The circumstances in paragraph 4(b) of the Policy are not, however, exclusive of the circumstances in which bad faith may be found. There is some other evidence in this case (although limited, and not argued or provided by the Complainant) that indicates that the Respondent registered and has used the disputed domain name in bad faith. As noted above, the Complainant’s mark appears to be relatively distinctive. It does not appear to be a mark that the Respondent would have chosen accidentally, without knowledge of the Complainant. Further, there is nothing in the character of the Respondent’s website which suggests any good faith use by the Respondent.
This evidence of bad faith registration and use is not strong, compared to other cases that are usually filed under the Policy. However, the Panel finds that this evidence is sufficient, at least in the face of no contrary case being advanced by the Respondent. As noted by the panel in Brooke Bollea, a.k.a Brooke Hogan v. Robert McGowan, WIPO Case No. D2004-0383:
“Panelists’ inferring factual or legal conclusions from complainants’ unsupported allegations coupled with no response are occasionally necessary (and appropriate), because matters involving a respondent’s motive, intent, purpose, and other subjective factors determinative under Paragraphs 4(a)(ii) and 4(a)(iii) will not always be susceptible of direct proof, at least without the discovery and cross-examination that are unavailable to a complainant or a panelist in proceedings under the Policy.
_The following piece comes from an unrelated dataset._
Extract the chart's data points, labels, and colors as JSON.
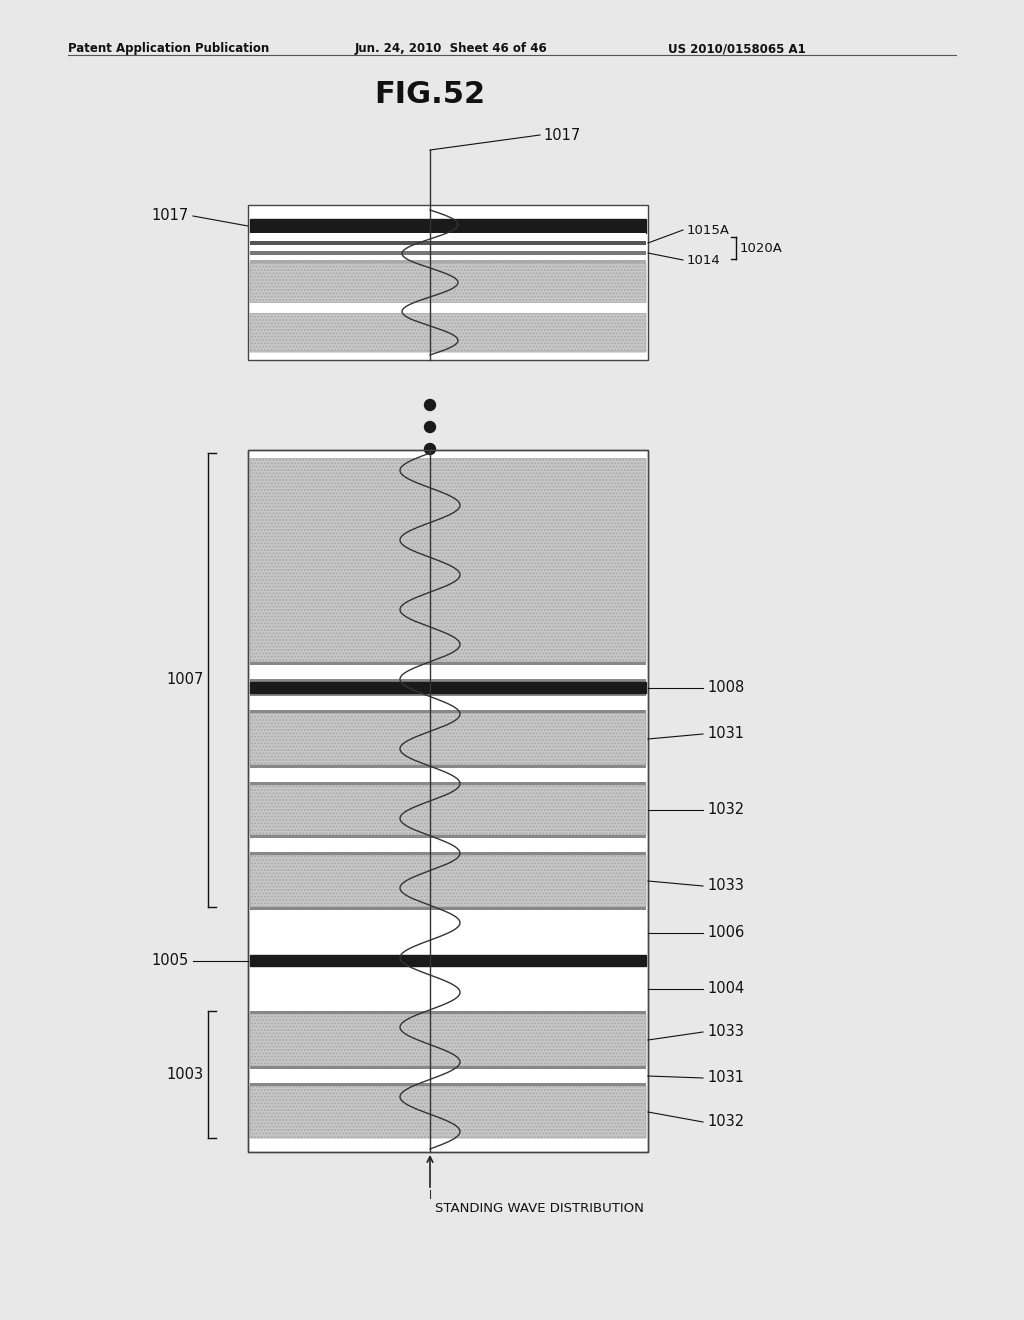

A complainant must often prove such matters with a prima facie showing that, when unchallenged, a panelist can accept.”
The Panel notes that the ‘prima facie showing’ in this case is not one that has been established entirely by the Complainant itself. It is a showing on the face of all the evidence available to the Panel.
For all the foregoing reasons, in accordance with Paragraphs 4(i) of the Policy and 15 of the Rules, the Panel orders that the domain name, <compuware.ws>, be transferred to the Complainant.